Вдруг в ночь на 8 ноября — стрельба! "Катюши" начали гатить по Фастовцу, оттуда — тоже. Командир бригады говорит нам: "Прячьтесь в погреб!" — "Да нет, — мать говорит, — мы никогда не прятались, если попадет снаряд, то все равно, где сидеть!". Но тут приходит разведка (где-то около трех часов ночи), что-то они там поговорили, и командир нам говорит: "Вот что, киевляне, убегайте на Киев!". Мать: "А что случилось?" — "Да ничего, Фастовец захватили немцы, там целая танковая дивизия СС. У меня "катюши", моя бригада, а пехоты еще нет, противотанковая батарея и все — против целой дивизии! Что от вас останется? Я не гарантирую, что через два часа здесь не будут немцы. Если не подойдет подкрепление, они прорвутся сюда. Так что идите!".
Мы собрались и пошли по дороге. Подмерзло. Рассвело. А навстречу идет пехота, танк тянет грузовик. Выходит, идет подкрепление. Тут какая-то полуторка нас догоняет. Подобрала. Лейтенант из кабины пересел к нам в кузов. До Мотовиловки, говорит, подвезу. Отлично — ближе к Киеву. Но вдруг лейтенант как закричит: "Во-о-о-здух!". Мы выскочили из машины, котомки на голову, в канаву. А "мессер" расстрелял машину, водитель не успел выскочить, погиб, машина сгорела — у нее же бензобак прямо перед ветровым стеклом. Лейтенант его вытянул, взял документы…
Пошли мы с лейтенантом вместе, пришли в Мотовиловку: он — в штаб, мы — на станцию. Там уже собрались такие, как мы, киевляне. Вечером, это уже было 9 ноября, подходит эшелон из трофейных немецких вагонов, платформ. И поезд медленно пошел на Киев. На вокзале — пусто, темно, тишина полная. Пошли по Жилянской домой. Видим — угловой дом взорван, а наш уцелел. Дверь выбиты, все разграблено, даже подушки. Правда, книги остались, у меня до сих пор они есть, даже детские. Так мы добрались до Киева".
Дедушке Василию, уроженцу Переяславщины осенью 1943-го тоже было 8 лет, когда к их селу приблизился фронт:
"Осенью 1943-го, когда уже доносился далекий грохот пушек, в нашем доме поселился немец, пулеметчик-мотоциклист.
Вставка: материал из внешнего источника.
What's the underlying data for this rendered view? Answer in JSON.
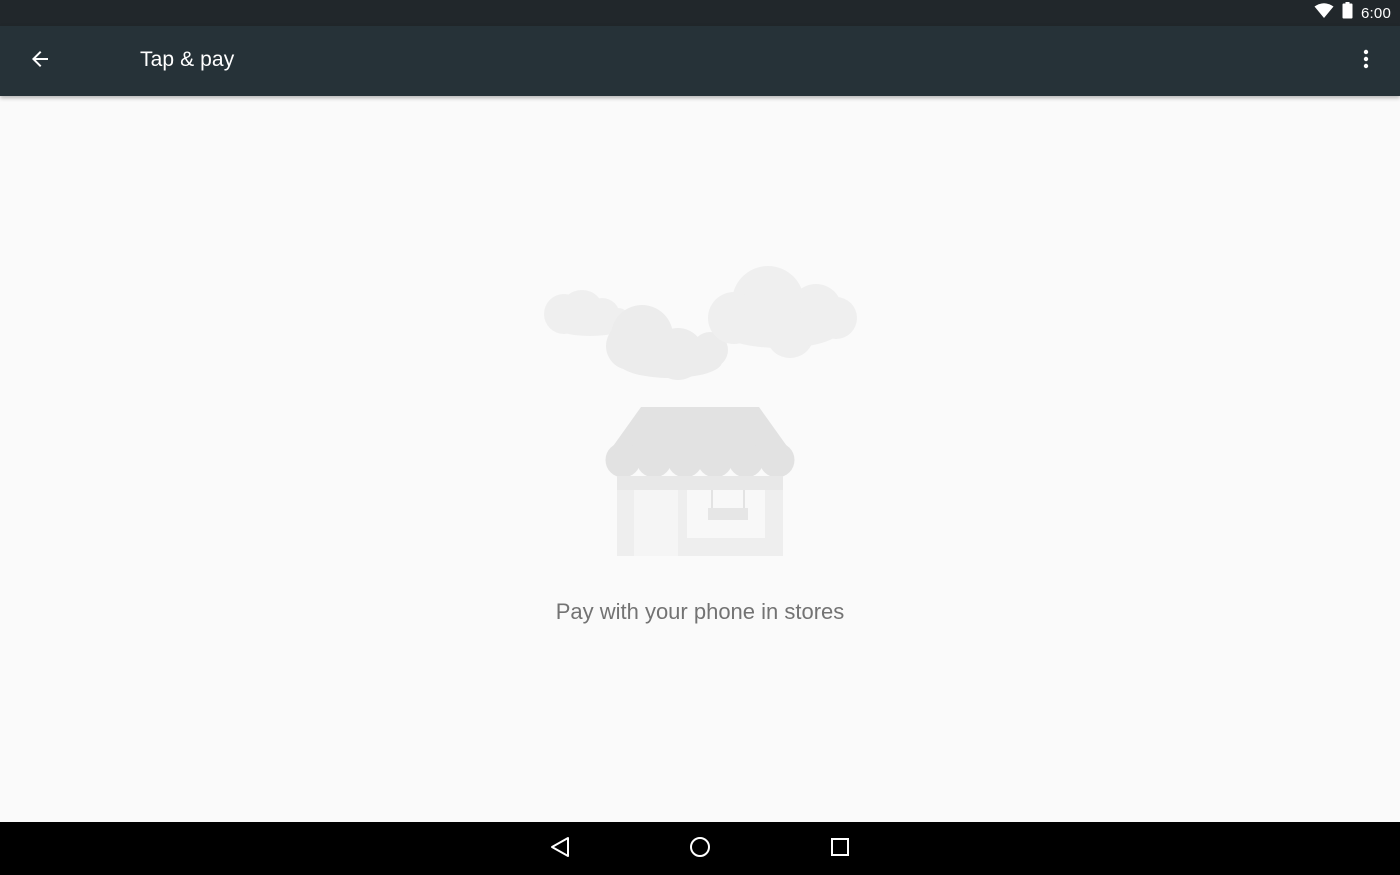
{
  "status_bar": {
    "time": "6:00",
    "icons": [
      "wifi-icon",
      "battery-icon"
    ]
  },
  "app_bar": {
    "title": "Tap & pay",
    "back_icon": "arrow-back-icon",
    "overflow_icon": "more-vert-icon"
  },
  "main": {
    "illustration": "storefront-with-clouds",
    "message": "Pay with your phone in stores"
  },
  "nav_bar": {
    "buttons": [
      "back-triangle-icon",
      "home-circle-icon",
      "recents-square-icon"
    ]
  },
  "colors": {
    "status_bar": "#21272b",
    "app_bar": "#263238",
    "background": "#fafafa",
    "text_secondary": "#737373",
    "nav_bar": "#000000"
  }
}
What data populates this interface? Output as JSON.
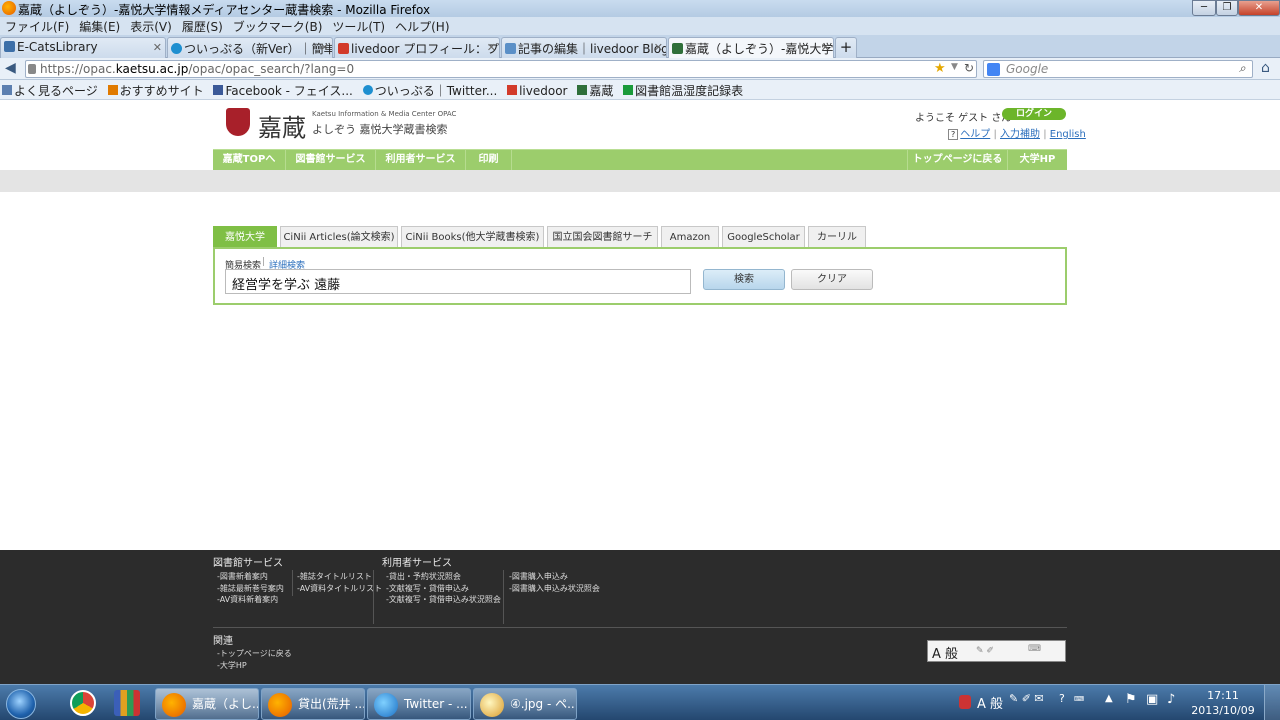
{
  "window": {
    "title": "嘉蔵（よしぞう）-嘉悦大学情報メディアセンター蔵書検索 - Mozilla Firefox",
    "controls": [
      "─",
      "❐",
      "✕"
    ]
  },
  "menu": [
    "ファイル(F)",
    "編集(E)",
    "表示(V)",
    "履歴(S)",
    "ブックマーク(B)",
    "ツール(T)",
    "ヘルプ(H)"
  ],
  "tabs": [
    {
      "label": "E-CatsLibrary"
    },
    {
      "label": "ついっぷる（新Ver）｜簡単..."
    },
    {
      "label": "livedoor プロフィール：プ..."
    },
    {
      "label": "記事の編集｜livedoor Blog"
    },
    {
      "label": "嘉蔵（よしぞう）-嘉悦大学..."
    }
  ],
  "newtab": "+",
  "address": {
    "prefix": "https://opac.",
    "domain": "kaetsu.ac.jp",
    "path": "/opac/opac_search/?lang=0",
    "search_placeholder": "Google"
  },
  "bookmarks": [
    "よく見るページ",
    "おすすめサイト",
    "Facebook - フェイス...",
    "ついっぷる｜Twitter...",
    "livedoor",
    "嘉蔵",
    "図書館温湿度記録表"
  ],
  "header": {
    "logo_main": "嘉蔵",
    "logo_sub_en": "Kaetsu Information & Media Center OPAC",
    "logo_sub_ja": "よしぞう 嘉悦大学蔵書検索",
    "welcome": "ようこそ ゲスト さん",
    "login": "ログイン",
    "help": "ヘルプ",
    "input_help": "入力補助",
    "english": "English",
    "help_q": "?"
  },
  "nav": {
    "left": [
      "嘉蔵TOPへ",
      "図書館サービス",
      "利用者サービス",
      "印刷"
    ],
    "right": [
      "トップページに戻る",
      "大学HP"
    ]
  },
  "search": {
    "tabs": [
      "嘉悦大学",
      "CiNii Articles(論文検索)",
      "CiNii Books(他大学蔵書検索)",
      "国立国会図書館サーチ",
      "Amazon",
      "GoogleScholar",
      "カーリル"
    ],
    "simple_label": "簡易検索",
    "detail_label": "詳細検索",
    "query": "経営学を学ぶ 遠藤",
    "search_button": "検索",
    "clear_button": "クリア"
  },
  "footer": {
    "library_heading": "図書館サービス",
    "library_col1": [
      "-図書新着案内",
      "-雑誌最新巻号案内",
      "-AV資料新着案内"
    ],
    "library_col2": [
      "-雑誌タイトルリスト",
      "-AV資料タイトルリスト"
    ],
    "user_heading": "利用者サービス",
    "user_col1": [
      "-貸出・予約状況照会",
      "-文献複写・貸借申込み",
      "-文献複写・貸借申込み状況照会"
    ],
    "user_col2": [
      "-図書購入申込み",
      "-図書購入申込み状況照会"
    ],
    "related_heading": "関連",
    "related": [
      "-トップページに戻る",
      "-大学HP"
    ],
    "ime": "A 般"
  },
  "taskbar": {
    "buttons": [
      "嘉蔵（よし...",
      "貸出(荒井 ...",
      "Twitter - ...",
      "④.jpg - ペ..."
    ],
    "time": "17:11",
    "date": "2013/10/09",
    "tray_ime": "A 般"
  }
}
Вел себя он довольно вежливо, видно, у него был сын, он меня иногда угощал, а на мою сестричку не обращал внимания. Мать следила, чтобы мы, дети, ничего не трогали из его вещей. Я как мужчина в доме (отец был на фронте) ему объяснял украинские слова. Иногда немец садился на свой мотоцикл, брал пулемет и куда-то ехал воевать. Бывало, и в ночь ехал, возвращался утром ужасно уставший, падал на кровать и засыпал. Однажды он закатил мотоцикл в сарай, сверху насыпал мокрой конопли и словами и знаками объяснил мне: когда вырастешь, это будет тебе — мотоцикл. И ушел.
Потом на холм над селом заехала наша разведка на полуторке. Немцы всех перебили, их было 12 — это уже потом, когда их хоронили, узнали. А тогда, не дождавшись ответа от этой разведки, начали наступать танки. Немцы перестреляли и эти танки, девять стояло разбитых и сожженных — и на краю села, и в поле.
А уже как нас освободили, кто-то донес о мотоцикле, к нам пришли из сельсовета и забрали. Отец погиб в Польше".
* * *
За этими воспоминаниями прослеживаются человеческие судьбы, обстоятельства давно минувших дней. А то, что сегодня происходит на Востоке Украины, когда-то тоже будут вспоминать дети этой бессмысленной, намного более жестокой и коварной, грубой со стороны агрессора войны…
Как с годами, через десятилетия будут вспоминать сироты украинских патриотов и антиукраинских "сепаратистов" свое детство, будут вспоминать — что, какие случаи?
Р.S. Киев был освобожден от нацистской оккупации в ночь на 6 ноября 1943 г. Весьма высокой ценой.